The case of Nelligan v Mickan & Mickan  SASC 6935 (a decision of Millhouse, Olsson & Debelle JJ) arose from 1993 bushfires in South Australia.
The defendant (Nelligan) was driving his farm utility that had, on the back, a water tank and pump that was being operated by his brother, to fight the fire. They had seen another similar vehicle driven by Paech, with Mickan on the back, proceeding onto a property. Nelligan decided to go there too, to try and protect the home and buildings.
This is how the learned Judge described the situation from the appellant’s [that is Nelligan’s] point of view:-
“Suddenly, the wind gusted from the north and, almost instantly, the fire reached the Gap Road and also moved west into an adjoining paddock containing dry barley stubble. As the defendant was driving west along Gap Road, the fire got into the scrub immediately north of Gap Road and into the branches of some fairly tall Eucalypts. The ferocity of the wind and the fire was such that the flames from the tops of the trees were extending over the utility. The defendant’s brother moved to the left hand side of the utility as far as he could and yelled out to his brother to ‘get the hell out of here’, or words to that effect. There were flames and smoke and cinders everywhere and visibility was very poor – only about 5 or 6 metres.”
Nelligan was driving at a speed estimated to be between 40 and 60 kilometres per hour. Unfortunately he did not see that Paech had stopped his vehicle in a clear area on the side of the road. Paech had stopped there as he too was being surrounded by fire and believed that the area where he stopped would act as ‘something of a fire break’ and they could wait there for the fire to pass. The vehicle driven by Nellgan clipped the offside rear of Paech’s vehicle causing it to flip over. Mickan was thrown onto the road and suffered serious injuries.
Mickan sued Nelligan in negligence. He alleged that Nelligan was negligent in the way he drove out of the fire with restricted visibility, even though he was clearly a life threatening situation. At trial the District Court found that Nelligan had been negligent. On appeal Milhouse J would have found there was no negligence. He said:
Mr Stephen Walsh QC with Mr John Ward for the appellant argued that their client could not be blamed at all for what he did. The sudden change in the direction of the wind, meant that the appellant and certainly his brother were in a life threatening situation: they could have been “burnt to a crisp” (an expression Mr Walsh used several times). The appellant’s brother was yelling, “Get to hell out of here”, he could not be blamed for keeping on driving at the speed he did even with hardly any visibility ahead.

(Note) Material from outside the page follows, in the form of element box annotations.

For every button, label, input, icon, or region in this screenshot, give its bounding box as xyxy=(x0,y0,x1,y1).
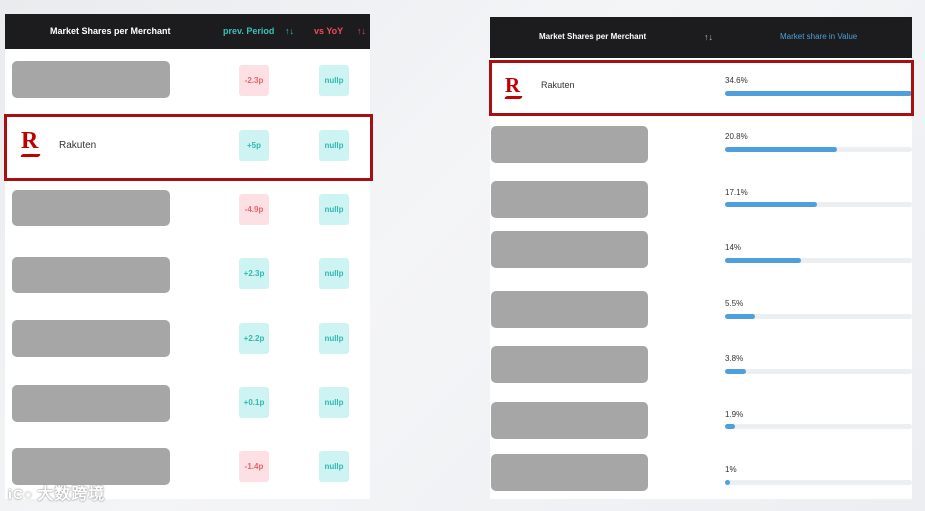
watermark-logo-icon: iC◌ xyxy=(8,486,34,502)
prev-period-badge: +2.2p xyxy=(239,323,269,354)
merchant-column-header: Market Shares per Merchant xyxy=(539,32,647,41)
merchant-column-header: Market Shares per Merchant xyxy=(50,26,171,36)
redacted-merchant xyxy=(491,346,648,383)
share-bar-track xyxy=(725,202,912,207)
share-bar xyxy=(725,314,755,319)
share-value-column-header[interactable]: Market share in Value xyxy=(780,32,857,41)
share-bar-track xyxy=(725,424,912,429)
prev-period-badge: +0.1p xyxy=(239,387,269,418)
yoy-badge: nullp xyxy=(319,65,349,96)
share-bar xyxy=(725,147,838,152)
redacted-merchant xyxy=(12,385,170,422)
redacted-merchant xyxy=(491,454,648,491)
share-value: 14% xyxy=(725,243,742,252)
prev-period-badge: -4.9p xyxy=(239,194,269,225)
prev-period-badge: -2.3p xyxy=(239,65,269,96)
redacted-merchant xyxy=(12,61,170,98)
share-value: 3.8% xyxy=(725,354,744,363)
share-value: 5.5% xyxy=(725,299,744,308)
share-bar xyxy=(725,369,746,374)
yoy-badge: nullp xyxy=(319,194,349,225)
redacted-merchant xyxy=(491,126,648,163)
share-bar xyxy=(725,424,736,429)
yoy-badge: nullp xyxy=(319,323,349,354)
share-bar-track xyxy=(725,314,912,319)
redacted-merchant xyxy=(12,190,170,226)
redacted-merchant xyxy=(491,181,648,218)
share-value: 1.9% xyxy=(725,410,744,419)
share-bar-track xyxy=(725,480,912,485)
prev-period-column-header[interactable]: prev. Period xyxy=(223,26,274,36)
share-value: 20.8% xyxy=(725,132,748,141)
share-value: 1% xyxy=(725,465,737,474)
share-bar xyxy=(725,480,731,485)
redacted-merchant xyxy=(491,291,648,328)
watermark: iC◌ 大数跨境 xyxy=(8,486,106,503)
redacted-merchant xyxy=(491,231,648,268)
merchant-sort-icon[interactable]: ↑↓ xyxy=(704,32,713,42)
redacted-merchant xyxy=(12,257,170,293)
prev-period-badge: -1.4p xyxy=(239,451,269,482)
prev-period-sort-icon[interactable]: ↑↓ xyxy=(285,26,294,36)
share-bar xyxy=(725,258,801,263)
rakuten-highlight-box xyxy=(489,60,914,116)
share-value: 17.1% xyxy=(725,188,748,197)
yoy-badge: nullp xyxy=(319,451,349,482)
prev-period-badge: +2.3p xyxy=(239,258,269,289)
share-bar xyxy=(725,202,818,207)
redacted-merchant xyxy=(491,402,648,439)
rakuten-highlight-box xyxy=(4,114,373,181)
yoy-column-header[interactable]: vs YoY xyxy=(314,26,343,36)
left-market-share-table: Market Shares per Merchant prev. Period … xyxy=(5,14,370,499)
left-table-header: Market Shares per Merchant prev. Period … xyxy=(5,14,370,49)
yoy-sort-icon[interactable]: ↑↓ xyxy=(357,26,366,36)
yoy-badge: nullp xyxy=(319,387,349,418)
share-bar-track xyxy=(725,369,912,374)
share-bar-track xyxy=(725,147,912,152)
yoy-badge: nullp xyxy=(319,258,349,289)
share-bar-track xyxy=(725,258,912,263)
right-table-header: Market Shares per Merchant ↑↓ Market sha… xyxy=(490,17,912,58)
redacted-merchant xyxy=(12,320,170,357)
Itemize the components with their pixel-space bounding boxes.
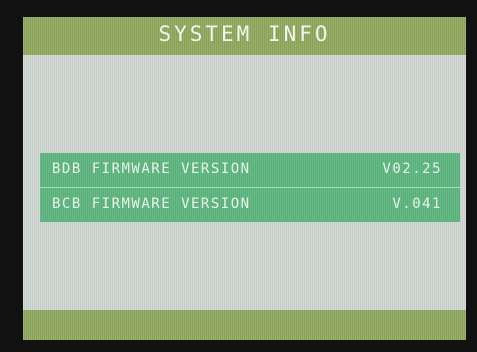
title-bar: SYSTEM INFO <box>23 17 466 55</box>
info-row-bdb-firmware[interactable]: BDB FIRMWARE VERSION V02.25 <box>40 153 460 187</box>
row-value: V.041 <box>392 196 442 212</box>
display-screen: SYSTEM INFO BDB FIRMWARE VERSION V02.25 … <box>23 17 466 340</box>
firmware-info-panel: BDB FIRMWARE VERSION V02.25 BCB FIRMWARE… <box>40 153 460 222</box>
row-label: BCB FIRMWARE VERSION <box>52 196 251 212</box>
device-bezel: SYSTEM INFO BDB FIRMWARE VERSION V02.25 … <box>0 0 477 352</box>
info-row-bcb-firmware[interactable]: BCB FIRMWARE VERSION V.041 <box>40 188 460 222</box>
footer-bar <box>23 310 466 340</box>
row-value: V02.25 <box>382 161 442 177</box>
row-label: BDB FIRMWARE VERSION <box>52 161 251 177</box>
page-title: SYSTEM INFO <box>158 22 331 46</box>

This argument appeals to me. Anyone who has ever been in a situation anything like this, fighting a bush-fire, knows how terrifying it is, not only terrifying but confused and confusing. The appellant believed his brother, if not himself as well, to be in mortal danger. He had to balance the urgency of their situation against the risk of driving almost blind west down the road. I do not blame him for driving on and at his speed.
The two other appeal judges rejected Nelligan’s appeal, upholding the finding that he had been negligent in the way that he drove his vehicle. An immediate reaction may be to consider how appalling it is that Nelligan, a farmer using his own equipment to try and fight a fire on another’s property should be sued for making a decision in the heat of the moment (no pun intended) to save his and others lives. It is the sort of case that is cited to discourage people being volunteers. Why would anyone put themselves out to go and help their neighbour if that is the consequence?
But if we remember that the action wasn’t really against or by Nelligan. He was never going to pay damages, it was the compulsory third party insurer. We may be offended that Nelligan gets sued in these circumstances, but if he doesn’t, what happens to Mickan? He gets no compensation at all (if he was a volunteer firefighters ie actually a member of the fire brigade they would get some equivalent to workers compensation but these were classic ‘good Samaritans’). By finding Nelligan negligent, the court would see Mickan compensated for his losses or injuries but at what cost to Nelligan? Probably not much.
Millhouse J’s judgment is very much on principle that insurance has nothing to do with it and the question is was Mickan negligent. He found that, in the circumstances, he wasn’t. That may well be good for Nelligan’s feelings but not for the injured pump operator.
The other appeal judges found that the trial judge’s verdict against Nelligan should stand but upheld the appeal finding contributory negligence, ensuring that the injured pump operator was compensated without discount.
The case shows how negligence law puts us between a rock and a hard place. If Nelligan is labelled ‘negligent’ we can (if you like) get upset that a good Samaritan can be sued for making a decision that was understandable and we would all make (he was going to die if he didn’t get out of there) but innocent injured people get nothing. If he is ‘negligent’ then it is not him, but an insurer that has received a pool of money contributed to by every road users that pays their compulsory insurance premium, that pays out. Even the appeal would have been conducted by the insurance company so when you read cases with counsel earnestly and appropriately putting arguments on behalf of the defendant/appellant, as they did in this case, who are they really advocating for?